Friday, April 06, 2012

Aunt Hilda's German citizenship was revoked under the 1935 Nuremberg Laws

Since I have some momentum today and I just mentioned Aunt Hilda's citizenship annulment, here it is:


Here's what it means: Index of Jews Whose German Nationality was Annulled by Nazi Regime, 1935-1944

This is a collection of individual index cards of Jews who had their German nationality annulled by the Nazis. The records were created when German citizenship was revoked because of the anti-Semitic Nuremberg Laws of 1935. The laws spelled out exactly who was considered Jewish and who was allowed German citizenship and its accompanying rights. The Nuremberg Laws also prevented Jews from marrying those of German descent.

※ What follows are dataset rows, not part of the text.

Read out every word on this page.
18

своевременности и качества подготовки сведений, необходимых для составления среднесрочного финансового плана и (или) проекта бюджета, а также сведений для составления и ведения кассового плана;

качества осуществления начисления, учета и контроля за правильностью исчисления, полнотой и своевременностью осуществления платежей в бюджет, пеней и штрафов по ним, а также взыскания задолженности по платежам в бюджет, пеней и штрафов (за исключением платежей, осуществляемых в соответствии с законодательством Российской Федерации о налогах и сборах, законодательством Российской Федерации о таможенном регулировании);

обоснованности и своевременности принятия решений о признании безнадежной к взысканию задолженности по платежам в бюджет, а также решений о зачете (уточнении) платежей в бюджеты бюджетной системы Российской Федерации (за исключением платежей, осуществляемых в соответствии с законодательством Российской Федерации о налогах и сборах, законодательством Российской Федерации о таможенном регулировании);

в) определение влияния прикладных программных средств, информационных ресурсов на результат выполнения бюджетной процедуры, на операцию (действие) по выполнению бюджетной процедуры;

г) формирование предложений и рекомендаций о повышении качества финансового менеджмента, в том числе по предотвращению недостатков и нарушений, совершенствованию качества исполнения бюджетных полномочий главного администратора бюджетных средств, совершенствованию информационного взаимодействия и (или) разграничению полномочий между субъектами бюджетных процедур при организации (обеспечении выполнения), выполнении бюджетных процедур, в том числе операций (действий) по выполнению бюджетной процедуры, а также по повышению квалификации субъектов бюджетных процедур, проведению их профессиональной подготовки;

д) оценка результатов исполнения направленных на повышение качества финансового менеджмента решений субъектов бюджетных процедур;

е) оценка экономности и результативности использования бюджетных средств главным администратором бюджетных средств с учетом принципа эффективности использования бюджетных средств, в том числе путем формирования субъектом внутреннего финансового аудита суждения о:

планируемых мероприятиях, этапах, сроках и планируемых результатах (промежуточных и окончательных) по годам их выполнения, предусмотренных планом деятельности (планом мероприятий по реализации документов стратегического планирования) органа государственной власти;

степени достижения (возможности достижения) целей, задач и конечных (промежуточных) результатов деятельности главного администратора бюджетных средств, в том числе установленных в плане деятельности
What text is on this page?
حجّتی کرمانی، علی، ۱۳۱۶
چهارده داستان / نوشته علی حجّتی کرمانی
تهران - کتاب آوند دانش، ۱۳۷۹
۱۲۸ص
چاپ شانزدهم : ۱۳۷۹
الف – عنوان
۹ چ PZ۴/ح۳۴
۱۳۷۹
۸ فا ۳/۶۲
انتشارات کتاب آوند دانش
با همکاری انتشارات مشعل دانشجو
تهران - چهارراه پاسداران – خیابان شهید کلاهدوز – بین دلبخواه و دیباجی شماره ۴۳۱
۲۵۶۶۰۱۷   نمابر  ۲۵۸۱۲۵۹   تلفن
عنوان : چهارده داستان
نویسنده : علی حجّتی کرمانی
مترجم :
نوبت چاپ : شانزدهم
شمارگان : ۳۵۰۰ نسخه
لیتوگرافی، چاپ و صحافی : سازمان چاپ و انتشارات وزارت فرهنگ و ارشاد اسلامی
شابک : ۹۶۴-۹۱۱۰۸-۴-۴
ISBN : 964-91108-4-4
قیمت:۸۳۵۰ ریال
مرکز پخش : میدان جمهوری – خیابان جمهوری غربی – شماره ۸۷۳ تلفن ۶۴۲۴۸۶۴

These records were filmed from index cards at the Berlin Document Center in 1959. The records have some suffix names added, Israel for men and Sara for women, which were used to readily identify Jews. The records include information on:
Name
Birth Date
Birthplace
Occupation
Last address

This is definitely our Hilda, since it shows her surname as Peiser and her maiden name as Wohlgemuth. Also, her last known residence  in Germany is at an address in Berlin-Charlottenburg.

When I showed this to Walter a few months ago, he said that Hilda and her husband had already left Germany by 1935 and were living in Amsterdam (I need to confirm that he said this). That would explain why her name shows up in this annulment. 

 Importantly, this also provides an exact birth date and location for Hilda. If she was born in Danzig in 1906, and Elly was previously born in the nearby city Elbing, that suggests we need to look for their father Julius's origin in that area of West Prussia/Pomerania more than the East Prussian towns I had been considering before. 

Also, we have said the family was from Koenigsberg before moving to Berlin when Elly was of marriageable age, but they wouldn't have arrived there until after the 1906 date of Hilda's birth in Danzig. So quite a bit to chew on there.